Centre Street station is a stop in downtown Calgary on the city's CTrain light rail system. It is only used by eastbound trains, with the nearest stations serving westbound trains being 1 Street Southwest station (serving only eastbound trains) and City Hall, serving both directions. The platform is located on the south side of 7 Avenue South, east of Centre Street, and is located inside the free fare zone serving both routes 201 and 202.

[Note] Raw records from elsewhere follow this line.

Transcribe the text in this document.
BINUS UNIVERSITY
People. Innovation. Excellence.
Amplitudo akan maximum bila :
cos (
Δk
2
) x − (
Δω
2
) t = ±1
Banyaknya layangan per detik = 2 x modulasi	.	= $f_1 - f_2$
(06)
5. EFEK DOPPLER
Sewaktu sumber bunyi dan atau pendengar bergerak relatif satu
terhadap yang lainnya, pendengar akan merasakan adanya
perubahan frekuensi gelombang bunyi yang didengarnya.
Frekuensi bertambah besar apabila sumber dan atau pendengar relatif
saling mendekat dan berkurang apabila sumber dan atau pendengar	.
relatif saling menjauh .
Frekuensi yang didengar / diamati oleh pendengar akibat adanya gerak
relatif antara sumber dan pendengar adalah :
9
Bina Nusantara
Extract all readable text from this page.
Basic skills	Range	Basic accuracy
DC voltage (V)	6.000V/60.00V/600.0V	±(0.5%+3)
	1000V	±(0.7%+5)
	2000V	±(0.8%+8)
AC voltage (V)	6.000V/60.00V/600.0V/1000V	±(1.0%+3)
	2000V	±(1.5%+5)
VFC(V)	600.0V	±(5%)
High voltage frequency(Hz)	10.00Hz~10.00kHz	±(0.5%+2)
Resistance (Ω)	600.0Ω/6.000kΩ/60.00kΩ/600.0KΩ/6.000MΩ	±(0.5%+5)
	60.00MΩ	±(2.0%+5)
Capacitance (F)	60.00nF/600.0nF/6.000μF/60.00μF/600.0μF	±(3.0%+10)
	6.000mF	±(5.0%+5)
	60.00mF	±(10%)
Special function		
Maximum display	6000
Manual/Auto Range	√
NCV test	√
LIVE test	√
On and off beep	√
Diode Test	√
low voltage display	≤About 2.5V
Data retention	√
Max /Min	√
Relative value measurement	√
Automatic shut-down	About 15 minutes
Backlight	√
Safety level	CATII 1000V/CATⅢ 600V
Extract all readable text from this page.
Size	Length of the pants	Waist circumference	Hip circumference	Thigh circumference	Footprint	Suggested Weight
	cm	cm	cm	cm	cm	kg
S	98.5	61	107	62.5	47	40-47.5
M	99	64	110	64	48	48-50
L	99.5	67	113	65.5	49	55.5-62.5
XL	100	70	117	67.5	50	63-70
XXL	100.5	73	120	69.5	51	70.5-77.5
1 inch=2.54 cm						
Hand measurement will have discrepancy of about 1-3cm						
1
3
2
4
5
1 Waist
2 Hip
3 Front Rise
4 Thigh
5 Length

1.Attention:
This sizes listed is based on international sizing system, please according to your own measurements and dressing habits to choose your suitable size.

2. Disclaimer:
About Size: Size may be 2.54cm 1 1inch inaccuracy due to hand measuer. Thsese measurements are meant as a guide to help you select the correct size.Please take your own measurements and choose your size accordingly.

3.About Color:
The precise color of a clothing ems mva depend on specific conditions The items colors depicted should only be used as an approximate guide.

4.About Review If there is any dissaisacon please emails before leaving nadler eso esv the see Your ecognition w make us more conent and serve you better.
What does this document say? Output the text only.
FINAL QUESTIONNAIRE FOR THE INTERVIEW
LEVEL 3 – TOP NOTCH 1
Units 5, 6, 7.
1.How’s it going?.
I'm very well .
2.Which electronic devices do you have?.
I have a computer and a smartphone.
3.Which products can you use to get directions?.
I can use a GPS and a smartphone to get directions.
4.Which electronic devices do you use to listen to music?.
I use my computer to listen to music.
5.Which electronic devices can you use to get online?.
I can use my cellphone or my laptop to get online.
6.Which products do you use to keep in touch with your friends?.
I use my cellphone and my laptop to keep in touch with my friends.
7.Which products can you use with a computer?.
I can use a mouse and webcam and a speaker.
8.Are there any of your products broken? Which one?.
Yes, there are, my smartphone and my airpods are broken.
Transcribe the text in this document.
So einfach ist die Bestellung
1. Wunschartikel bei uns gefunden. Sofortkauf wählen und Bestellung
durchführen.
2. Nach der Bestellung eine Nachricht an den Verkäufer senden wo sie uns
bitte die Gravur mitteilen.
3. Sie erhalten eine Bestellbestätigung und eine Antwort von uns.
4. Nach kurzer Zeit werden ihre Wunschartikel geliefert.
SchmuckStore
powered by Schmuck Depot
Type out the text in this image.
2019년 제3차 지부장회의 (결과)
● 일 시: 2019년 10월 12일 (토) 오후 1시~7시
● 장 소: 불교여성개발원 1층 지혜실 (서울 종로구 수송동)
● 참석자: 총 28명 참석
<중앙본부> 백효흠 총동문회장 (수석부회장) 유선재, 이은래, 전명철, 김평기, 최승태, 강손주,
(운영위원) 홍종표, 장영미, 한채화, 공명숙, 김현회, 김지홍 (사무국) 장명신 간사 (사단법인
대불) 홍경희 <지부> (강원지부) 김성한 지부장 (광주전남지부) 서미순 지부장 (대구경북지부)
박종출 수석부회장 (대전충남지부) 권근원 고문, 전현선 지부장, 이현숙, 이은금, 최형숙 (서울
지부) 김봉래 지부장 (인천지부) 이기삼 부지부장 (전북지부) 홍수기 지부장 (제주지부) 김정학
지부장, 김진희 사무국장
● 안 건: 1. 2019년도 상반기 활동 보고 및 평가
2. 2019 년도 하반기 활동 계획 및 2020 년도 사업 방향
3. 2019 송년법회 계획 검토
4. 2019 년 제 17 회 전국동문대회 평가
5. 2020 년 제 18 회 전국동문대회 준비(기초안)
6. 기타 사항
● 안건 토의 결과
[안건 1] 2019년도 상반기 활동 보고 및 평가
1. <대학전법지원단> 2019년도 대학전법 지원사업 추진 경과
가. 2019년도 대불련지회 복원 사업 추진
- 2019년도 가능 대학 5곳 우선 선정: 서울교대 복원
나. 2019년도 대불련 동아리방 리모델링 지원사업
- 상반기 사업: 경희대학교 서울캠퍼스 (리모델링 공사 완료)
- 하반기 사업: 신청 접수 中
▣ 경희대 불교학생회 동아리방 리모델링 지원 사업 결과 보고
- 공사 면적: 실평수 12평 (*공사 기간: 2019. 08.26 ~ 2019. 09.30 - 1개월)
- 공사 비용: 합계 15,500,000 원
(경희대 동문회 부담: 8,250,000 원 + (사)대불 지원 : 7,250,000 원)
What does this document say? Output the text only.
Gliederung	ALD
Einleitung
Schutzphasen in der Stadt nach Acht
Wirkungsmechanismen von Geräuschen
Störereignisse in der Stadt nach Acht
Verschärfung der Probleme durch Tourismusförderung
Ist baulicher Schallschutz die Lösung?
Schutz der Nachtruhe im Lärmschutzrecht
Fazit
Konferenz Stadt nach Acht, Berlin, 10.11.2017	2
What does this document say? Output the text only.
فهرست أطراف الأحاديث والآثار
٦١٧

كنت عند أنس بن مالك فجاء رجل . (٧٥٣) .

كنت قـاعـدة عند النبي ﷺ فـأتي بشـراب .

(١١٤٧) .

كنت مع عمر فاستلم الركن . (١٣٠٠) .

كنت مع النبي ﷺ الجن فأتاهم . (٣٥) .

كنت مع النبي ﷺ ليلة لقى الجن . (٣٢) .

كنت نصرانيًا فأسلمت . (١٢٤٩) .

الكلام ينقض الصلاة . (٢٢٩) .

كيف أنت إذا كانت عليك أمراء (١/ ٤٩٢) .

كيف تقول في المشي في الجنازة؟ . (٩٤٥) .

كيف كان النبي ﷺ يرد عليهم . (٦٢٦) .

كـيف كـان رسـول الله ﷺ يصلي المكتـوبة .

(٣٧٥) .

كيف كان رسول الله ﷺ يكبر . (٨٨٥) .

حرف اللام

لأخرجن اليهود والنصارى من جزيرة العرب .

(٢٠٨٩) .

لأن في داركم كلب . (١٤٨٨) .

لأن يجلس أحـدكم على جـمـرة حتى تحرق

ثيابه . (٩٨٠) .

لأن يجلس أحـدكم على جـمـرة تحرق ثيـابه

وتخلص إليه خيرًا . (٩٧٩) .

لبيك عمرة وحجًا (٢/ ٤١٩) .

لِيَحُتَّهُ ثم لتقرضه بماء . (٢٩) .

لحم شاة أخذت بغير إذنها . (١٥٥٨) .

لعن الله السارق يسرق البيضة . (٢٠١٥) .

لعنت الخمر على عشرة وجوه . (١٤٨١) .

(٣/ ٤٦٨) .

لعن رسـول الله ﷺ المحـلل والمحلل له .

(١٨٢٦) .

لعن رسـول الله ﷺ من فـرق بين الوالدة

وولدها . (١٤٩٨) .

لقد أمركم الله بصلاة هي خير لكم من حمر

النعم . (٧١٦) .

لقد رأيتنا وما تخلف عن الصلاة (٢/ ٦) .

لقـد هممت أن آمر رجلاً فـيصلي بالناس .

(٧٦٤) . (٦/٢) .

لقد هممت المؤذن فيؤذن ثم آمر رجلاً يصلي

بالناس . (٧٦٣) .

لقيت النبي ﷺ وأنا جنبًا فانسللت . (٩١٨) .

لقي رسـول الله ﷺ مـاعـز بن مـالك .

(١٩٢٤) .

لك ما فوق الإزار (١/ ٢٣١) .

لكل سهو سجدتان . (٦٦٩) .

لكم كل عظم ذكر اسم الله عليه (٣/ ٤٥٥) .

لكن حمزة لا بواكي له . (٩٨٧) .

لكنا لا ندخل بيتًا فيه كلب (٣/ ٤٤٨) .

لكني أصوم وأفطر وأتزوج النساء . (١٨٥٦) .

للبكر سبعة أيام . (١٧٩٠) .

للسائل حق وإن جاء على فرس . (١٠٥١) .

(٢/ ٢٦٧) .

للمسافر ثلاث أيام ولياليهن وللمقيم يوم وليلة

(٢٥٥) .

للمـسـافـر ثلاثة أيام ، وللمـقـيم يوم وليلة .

The original Centre Street station opened on May 25, 1981, as part of Calgary's first LRT line from 8 Street W to Anderson and was located between 1 Street SW & Centre Street. The station was relocated one block east between Centre Street & 1 Street SE to coincide with the Telus Convention Center Redevelopment and opened on May 30, 2000. This was not part of the 7 Avenue Refurbishment and the station was constructed to three-car length with room to easily expand to four-car length when needed in the future. Construction of the platform extension at Centre Street station was completed in early 2012.

All of the 7 Avenue Refurbished Stations that followed in 2005–2012 use the same basic design as Centre Street where the entire sidewalk slopes up to platform level. However, the canopy design at Centre Street is slightly different from the newer stations constructed in 2005 and onwards.

The Telus Convention Centre, Glenbow Museum, and the Calgary Tower are located near these platforms, as are skyscrapers such as the Suncor Energy Centre, Scotia Centre and Bow Valley Square.

In 2005 the station registered an average of 11,200 weekday boardings.